Annual influenza vaccination is recommended for pediatric liver transplant recipients, who are at high risk of influenza-related complications. However, effectiveness and safety of vaccination may differ among influenza seasons in this population and have not been fully evaluated. Subjects comprised 38 pediatric liver transplant recipients with or without influenza vaccination through the 2006-2007, 2007-2008 and 2008-2009 influenza seasons. Recipients received inactivated trivalent (AH1/AH3/B) influenza vaccine, and comparisons were made to non-vaccinated recipients with regard to effectiveness and safety. No significant differences were seen between recipient groups for acute allograft rejection, acute febrile illness, or influenza virus infection. No serious systemic adverse events were observed in vaccinated recipients. Seroprotection rate (defined as the proportion of recipients with HI antibody titer ≥ 1:40), seroconversion rate (proportion of recipients with a ≥ 4-fold increase in HI titers), and geometric mean titers were mostly elevated after vaccination for the three influenza antigens in each season. These three indicators of immunogenicity showed similar results in both vaccinated recipients and vaccinated healthy children in the 2007-2008 season. These findings suggest that pediatric liver transplant patients may respond safely to inactivated seasonal influenza vaccines in a similar manner to healthy children, and effectiveness varies among influenza seasons.

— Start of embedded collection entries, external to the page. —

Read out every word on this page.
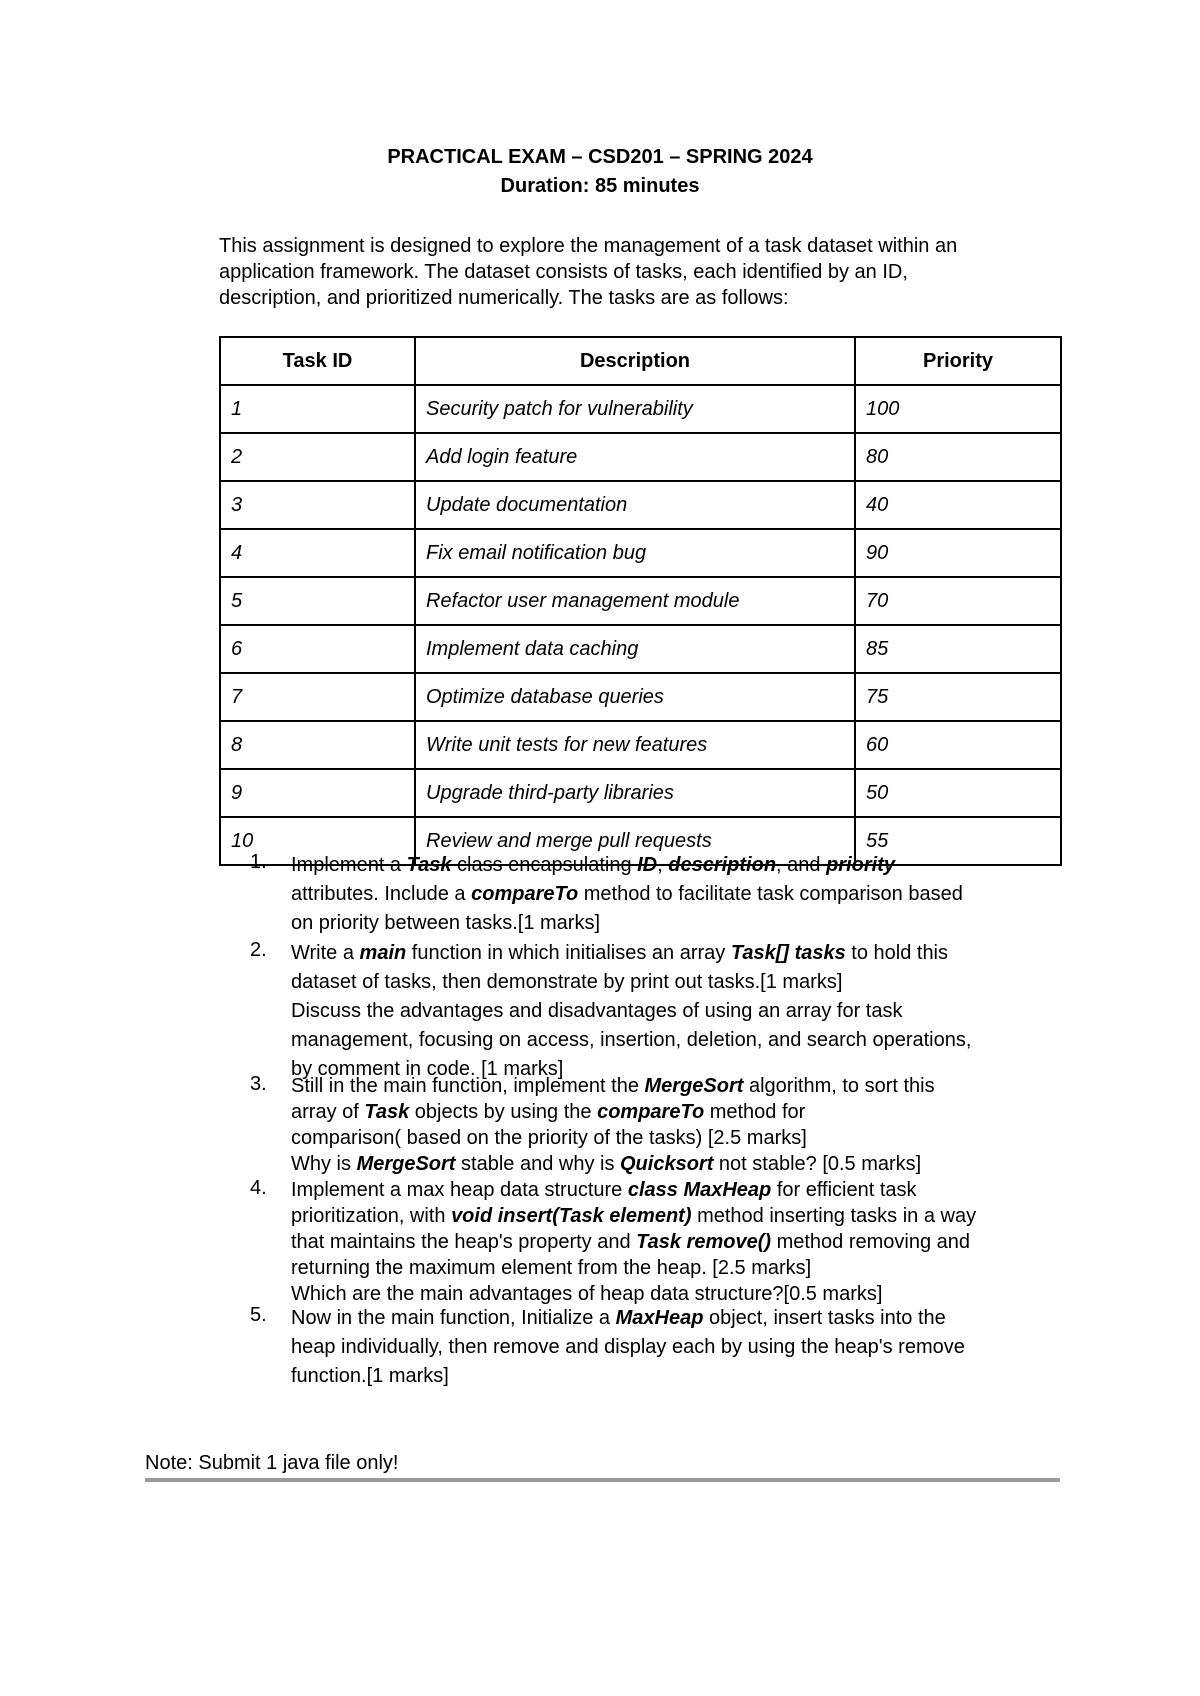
PRACTICAL EXAM – CSD201 – SPRING 2024
Duration: 85 minutes
This assignment is designed to explore the management of a task dataset within an
application framework. The dataset consists of tasks, each identified by an ID,
description, and prioritized numerically. The tasks are as follows:
Task ID	Description	Priority
1	Security patch for vulnerability	100
2	Add login feature	80
3	Update documentation	40
4	Fix email notification bug	90
5	Refactor user management module	70
6	Implement data caching	85
7	Optimize database queries	75
8	Write unit tests for new features	60
9	Upgrade third-party libraries	50
10	Review and merge pull requests	55
1.	Implement a Task class encapsulating ID, description, and priority
attributes. Include a compareTo method to facilitate task comparison based
on priority between tasks.[1 marks]
2.	Write a main function in which initialises an array Task[] tasks to hold this
dataset of tasks, then demonstrate by print out tasks.[1 marks]
Discuss the advantages and disadvantages of using an array for task
management, focusing on access, insertion, deletion, and search operations,
by comment in code. [1 marks]
3.	Still in the main function, implement the MergeSort algorithm, to sort this
array of Task objects by using the compareTo method for
comparison( based on the priority of the tasks) [2.5 marks]
Why is MergeSort stable and why is Quicksort not stable? [0.5 marks]
4.	Implement a max heap data structure class MaxHeap for efficient task
prioritization, with void insert(Task element) method inserting tasks in a way
that maintains the heap's property and Task remove() method removing and
returning the maximum element from the heap. [2.5 marks]
Which are the main advantages of heap data structure?[0.5 marks]
5.	Now in the main function, Initialize a MaxHeap object, insert tasks into the
heap individually, then remove and display each by using the heap's remove
function.[1 marks]
Note: Submit 1 java file only!
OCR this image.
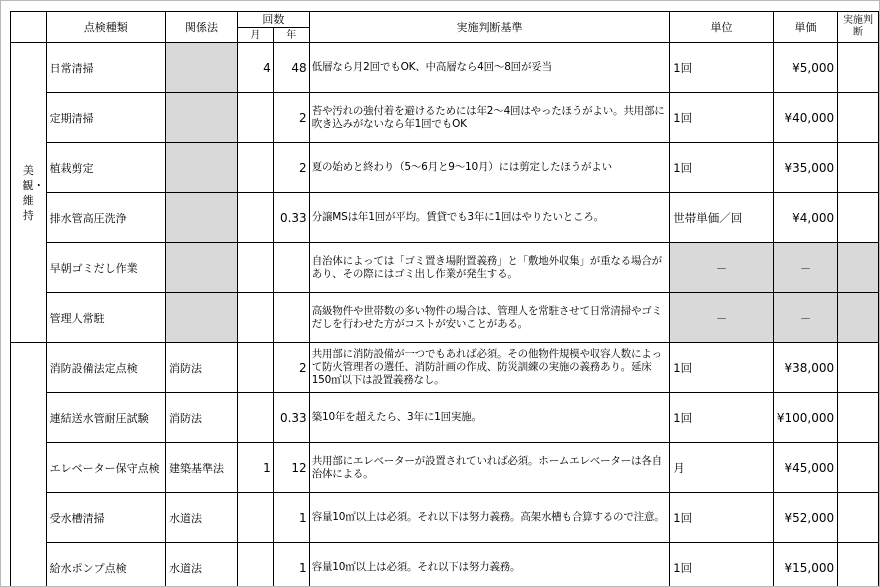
	点検種類	関係法	回数		実施判断基準	単位	単価	実施判断
			月	年				
美観・維持	日常清掃		4	48	低層なら月2回でもOK、中高層なら4回～8回が妥当	1回	¥5,000	
	定期清掃			2	苔や汚れの強付着を避けるためには年2～4回はやったほうがよい。共用部に吹き込みがないなら年1回でもOK	1回	¥40,000	
	植栽剪定			2	夏の始めと終わり（5～6月と9～10月）には剪定したほうがよい	1回	¥35,000	
	排水管高圧洗浄			0.33	分譲MSは年1回が平均。賃貸でも3年に1回はやりたいところ。	世帯単価／回	¥4,000	
	早朝ゴミだし作業				自治体によっては「ゴミ置き場附置義務」と「敷地外収集」が重なる場合があり、その際にはゴミ出し作業が発生する。	－	－	
	管理人常駐				高級物件や世帯数の多い物件の場合は、管理人を常駐させて日常清掃やゴミだしを行わせた方がコストが安いことがある。	－	－	
	消防設備法定点検	消防法		2	共用部に消防設備が一つでもあれば必須。その他物件規模や収容人数によって防火管理者の選任、消防計画の作成、防災訓練の実施の義務あり。延床150㎡以下は設置義務なし。	1回	¥38,000	
	連結送水管耐圧試験	消防法		0.33	築10年を超えたら、3年に1回実施。	1回	¥100,000	
	エレベーター保守点検	建築基準法	1	12	共用部にエレベーターが設置されていれば必須。ホームエレベーターは各自治体による。	月	¥45,000	
	受水槽清掃	水道法		1	容量10㎡以上は必須。それ以下は努力義務。高架水槽も合算するので注意。	1回	¥52,000	
	給水ポンプ点検	水道法		1	容量10㎡以上は必須。それ以下は努力義務。	1回	¥15,000	
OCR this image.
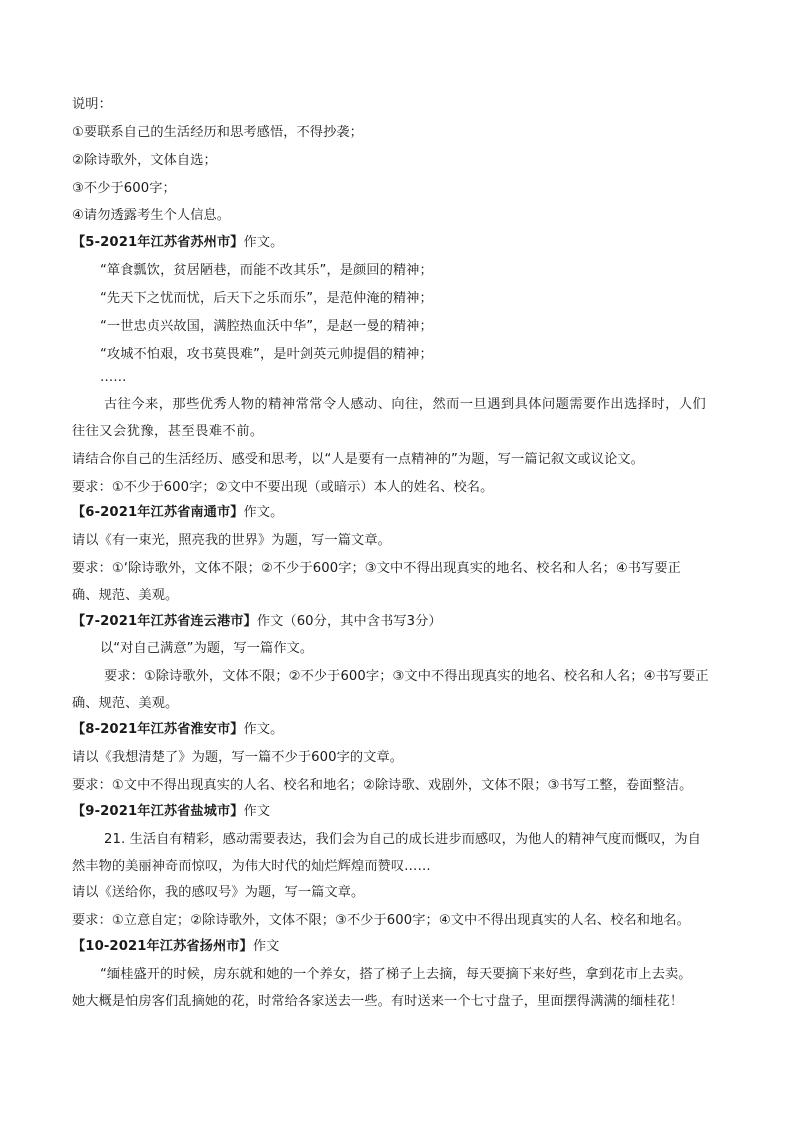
说明：
①要联系自己的生活经历和思考感悟，不得抄袭；
②除诗歌外，文体自选；
③不少于600字；
④请勿透露考生个人信息。
【5-2021年江苏省苏州市】作文。
“箪食瓢饮，贫居陋巷，而能不改其乐”，是颜回的精神；
“先天下之忧而忧，后天下之乐而乐”，是范仲淹的精神；
“一世忠贞兴故国，满腔热血沃中华”，是赵一曼的精神；
“攻城不怕艰，攻书莫畏难”，是叶剑英元帅提倡的精神；
……
古往今来，那些优秀人物的精神常常令人感动、向往，然而一旦遇到具体问题需要作出选择时，人们
往往又会犹豫，甚至畏难不前。
请结合你自己的生活经历、感受和思考，以“人是要有一点精神的”为题，写一篇记叙文或议论文。
要求：①不少于600字；②文中不要出现（或暗示）本人的姓名、校名。
【6-2021年江苏省南通市】作文。
请以《有一束光，照亮我的世界》为题，写一篇文章。
要求：①‘除诗歌外，文体不限；②不少于600字；③文中不得出现真实的地名、校名和人名；④书写要正
确、规范、美观。
【7-2021年江苏省连云港市】作文（60分，其中含书写3分）
以“对自己满意”为题，写一篇作文。
要求：①除诗歌外，文体不限；②不少于600字；③文中不得出现真实的地名、校名和人名；④书写要正
确、规范、美观。
【8-2021年江苏省淮安市】作文。
请以《我想清楚了》为题，写一篇不少于600字的文章。
要求：①文中不得出现真实的人名、校名和地名；②除诗歌、戏剧外，文体不限；③书写工整，卷面整洁。
【9-2021年江苏省盐城市】作文
21. 生活自有精彩，感动需要表达，我们会为自己的成长进步而感叹，为他人的精神气度而慨叹，为自
然丰物的美丽神奇而惊叹，为伟大时代的灿烂辉煌而赞叹……
请以《送给你，我的感叹号》为题，写一篇文章。
要求：①立意自定；②除诗歌外，文体不限；③不少于600字；④文中不得出现真实的人名、校名和地名。
【10-2021年江苏省扬州市】作文
“缅桂盛开的时候，房东就和她的一个养女，搭了梯子上去摘，每天要摘下来好些，拿到花市上去卖。
她大概是怕房客们乱摘她的花，时常给各家送去一些。有时送来一个七寸盘子，里面摆得满满的缅桂花！
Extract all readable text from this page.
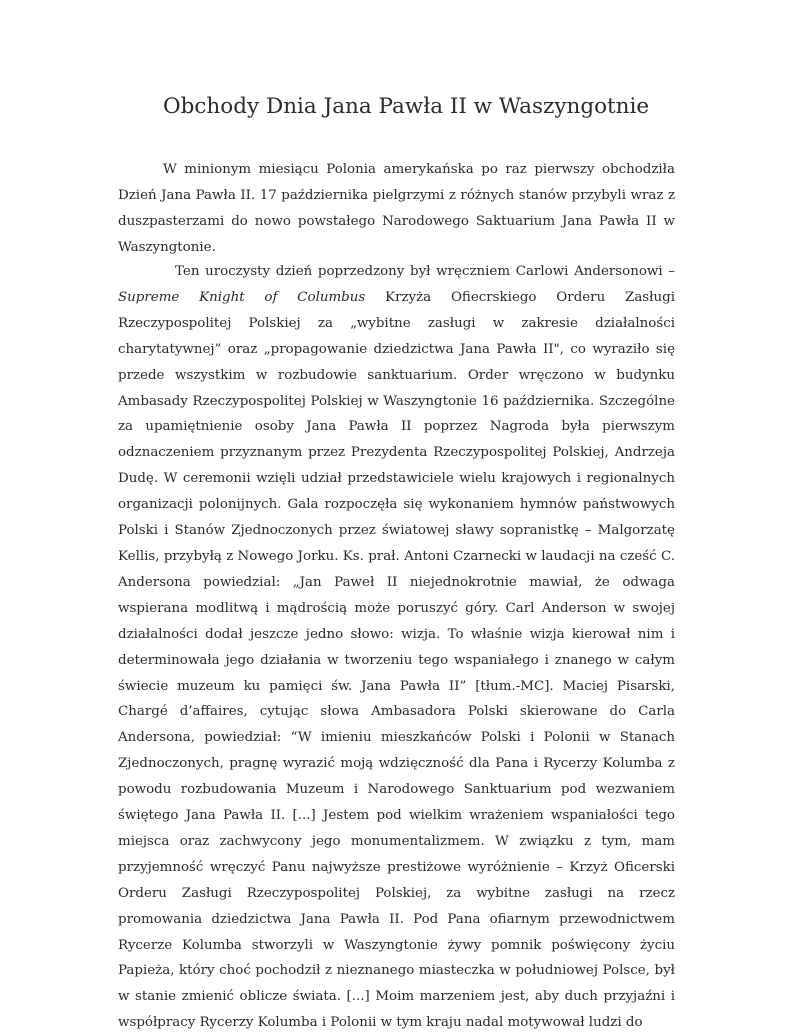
Obchody Dnia Jana Pawła II w Waszyngotnie

W minionym miesiącu Polonia amerykańska po raz pierwszy obchodziła Dzień Jana Pawła II. 17 października pielgrzymi z różnych stanów przybyli wraz z duszpasterzami do nowo powstałego Narodowego Saktuarium Jana Pawła II w Waszyngtonie.

Ten uroczysty dzień poprzedzony był wręczniem Carlowi Andersonowi – Supreme Knight of Columbus Krzyża Ofiecrskiego Orderu Zasługi Rzeczypospolitej Polskiej za „wybitne zasługi w zakresie działalności charytatywnej” oraz „propagowanie dziedzictwa Jana Pawła II", co wyraziło się przede wszystkim w rozbudowie sanktuarium. Order wręczono w budynku Ambasady Rzeczypospolitej Polskiej w Waszyngtonie 16 października. Szczególne za upamiętnienie osoby Jana Pawła II poprzez Nagroda była pierwszym odznaczeniem przyznanym przez Prezydenta Rzeczypospolitej Polskiej, Andrzeja Dudę. W ceremonii wzięli udział przedstawiciele wielu krajowych i regionalnych organizacji polonijnych. Gala rozpoczęła się wykonaniem hymnów państwowych Polski i Stanów Zjednoczonych przez światowej sławy sopranistkę – Malgorzatę Kellis, przybyłą z Nowego Jorku. Ks. prał. Antoni Czarnecki w laudacji na cześć C. Andersona powiedzial: „Jan Paweł II niejednokrotnie mawiał, że odwaga wspierana modlitwą i mądrością może poruszyć góry. Carl Anderson w swojej działalności dodał jeszcze jedno słowo: wizja. To właśnie wizja kierował nim i determinowała jego działania w tworzeniu tego wspaniałego i znanego w całym świecie muzeum ku pamięci św. Jana Pawła II” [tłum.-MC]. Maciej Pisarski, Chargé d’affaires, cytując słowa Ambasadora Polski skierowane do Carla Andersona, powiedział: “W imieniu mieszkańców Polski i Polonii w Stanach Zjednoczonych, pragnę wyrazić moją wdzięczność dla Pana i Rycerzy Kolumba z powodu rozbudowania Muzeum i Narodowego Sanktuarium pod wezwaniem świętego Jana Pawła II. [...] Jestem pod wielkim wrażeniem wspaniałości tego miejsca oraz zachwycony jego monumentalizmem. W związku z tym, mam przyjemność wręczyć Panu najwyższe prestiżowe wyróżnienie – Krzyż Oficerski Orderu Zasługi Rzeczypospolitej Polskiej, za wybitne zasługi na rzecz promowania dziedzictwa Jana Pawła II. Pod Pana ofiarnym przewodnictwem Rycerze Kolumba stworzyli w Waszyngtonie żywy pomnik poświęcony życiu Papieża, który choć pochodził z nieznanego miasteczka w południowej Polsce, był w stanie zmienić oblicze świata. [...] Moim marzeniem jest, aby duch przyjaźni i współpracy Rycerzy Kolumba i Polonii w tym kraju nadal motywował ludzi do
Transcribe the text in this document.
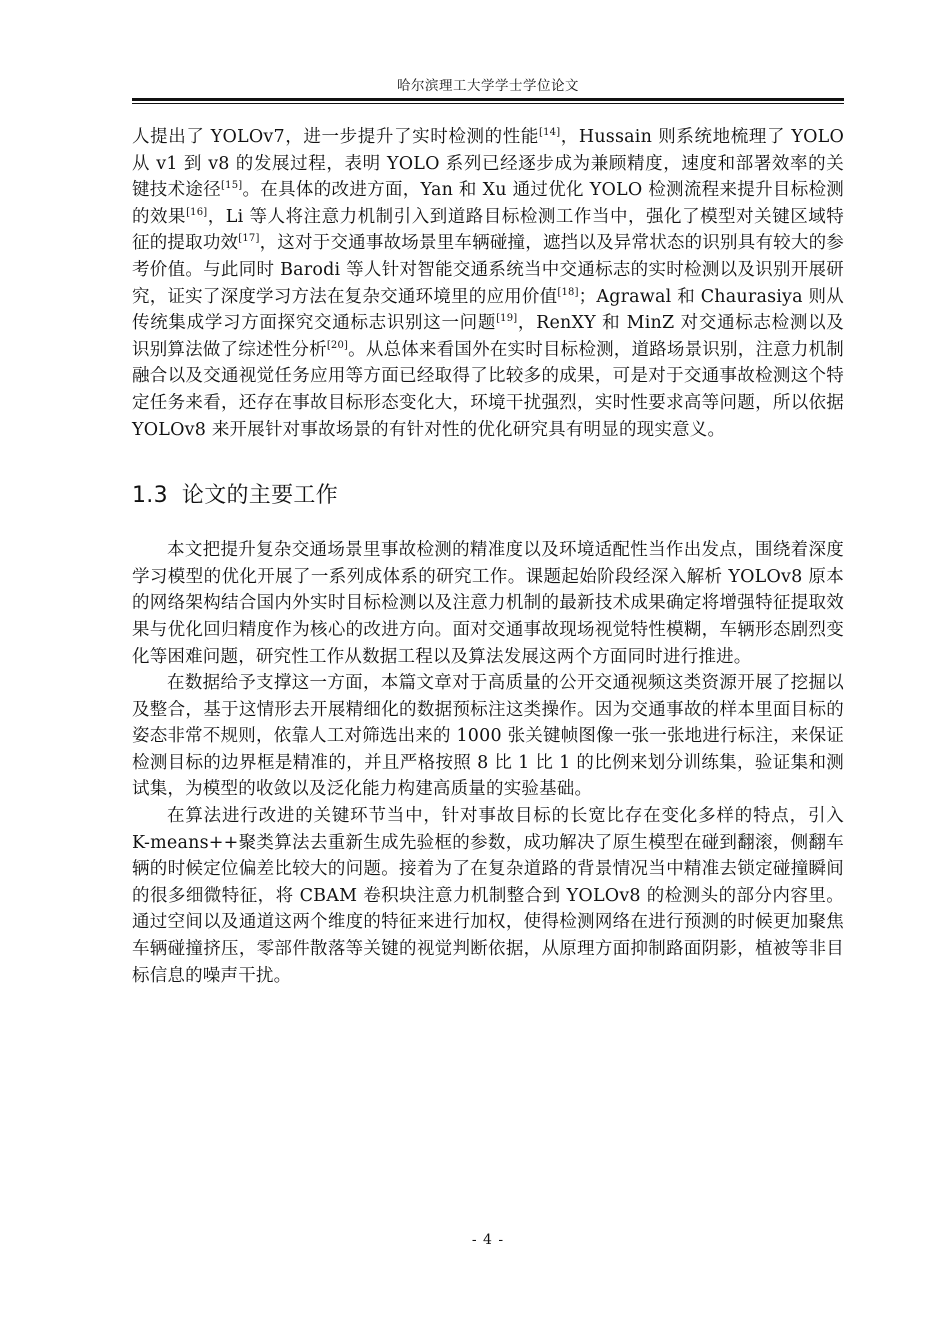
哈尔滨理工大学学士学位论文

人提出了 YOLOv7，进一步提升了实时检测的性能[14]，Hussain 则系统地梳理了 YOLO 从 v1 到 v8 的发展过程，表明 YOLO 系列已经逐步成为兼顾精度，速度和部署效率的关键技术途径[15]。在具体的改进方面，Yan 和 Xu 通过优化 YOLO 检测流程来提升目标检测的效果[16]，Li 等人将注意力机制引入到道路目标检测工作当中，强化了模型对关键区域特征的提取功效[17]，这对于交通事故场景里车辆碰撞，遮挡以及异常状态的识别具有较大的参考价值。与此同时 Barodi 等人针对智能交通系统当中交通标志的实时检测以及识别开展研究，证实了深度学习方法在复杂交通环境里的应用价值[18]；Agrawal 和 Chaurasiya 则从传统集成学习方面探究交通标志识别这一问题[19]，RenXY 和 MinZ 对交通标志检测以及识别算法做了综述性分析[20]。从总体来看国外在实时目标检测，道路场景识别，注意力机制融合以及交通视觉任务应用等方面已经取得了比较多的成果，可是对于交通事故检测这个特定任务来看，还存在事故目标形态变化大，环境干扰强烈，实时性要求高等问题，所以依据 YOLOv8 来开展针对事故场景的有针对性的优化研究具有明显的现实意义。

1.3 论文的主要工作

本文把提升复杂交通场景里事故检测的精准度以及环境适配性当作出发点，围绕着深度学习模型的优化开展了一系列成体系的研究工作。课题起始阶段经深入解析 YOLOv8 原本的网络架构结合国内外实时目标检测以及注意力机制的最新技术成果确定将增强特征提取效果与优化回归精度作为核心的改进方向。面对交通事故现场视觉特性模糊，车辆形态剧烈变化等困难问题，研究性工作从数据工程以及算法发展这两个方面同时进行推进。

在数据给予支撑这一方面，本篇文章对于高质量的公开交通视频这类资源开展了挖掘以及整合，基于这情形去开展精细化的数据预标注这类操作。因为交通事故的样本里面目标的姿态非常不规则，依靠人工对筛选出来的 1000 张关键帧图像一张一张地进行标注，来保证检测目标的边界框是精准的，并且严格按照 8 比 1 比 1 的比例来划分训练集，验证集和测试集，为模型的收敛以及泛化能力构建高质量的实验基础。

在算法进行改进的关键环节当中，针对事故目标的长宽比存在变化多样的特点，引入 K-means++聚类算法去重新生成先验框的参数，成功解决了原生模型在碰到翻滚，侧翻车辆的时候定位偏差比较大的问题。接着为了在复杂道路的背景情况当中精准去锁定碰撞瞬间的很多细微特征，将 CBAM 卷积块注意力机制整合到 YOLOv8 的检测头的部分内容里。通过空间以及通道这两个维度的特征来进行加权，使得检测网络在进行预测的时候更加聚焦车辆碰撞挤压，零部件散落等关键的视觉判断依据，从原理方面抑制路面阴影，植被等非目标信息的噪声干扰。

- 4 -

建议对小儿肝移植受者进行年度流感疫苗接种,他们有发生流感相关并发症的高风险。然而,该人群中疫苗接种的有效性和安全性在不同流感季节可能有所不同,且尚未得到充分评估。研究对象包括38名在2006 - 2007、2007 - 2008和2008 - 2009流感季节接种或未接种流感疫苗的小儿肝移植受者。受者接种了三价灭活(AH1/AH3/B)流感疫苗,并就有效性和安全性与未接种疫苗的受者进行了比较。在急性移植物排斥、急性发热性疾病或流感病毒感染方面,受者组之间未观察到显著差异。在接种疫苗的受者中未观察到严重的全身不良事件。血清保护率(定义为血凝抑制(HI)抗体滴度≥1:40的受者比例)、血清转化率(HI滴度增加≥4倍的受者比例)和几何平均滴度在每个季节接种三种流感抗原疫苗后大多有所升高。在2007 - 2008季节,这三种免疫原性指标在接种疫苗的受者和接种疫苗的健康儿童中显示出相似的结果。这些发现表明,小儿肝移植患者对季节性灭活流感疫苗的反应可能与健康儿童相似且安全,并且有效性在不同流感季节有所不同。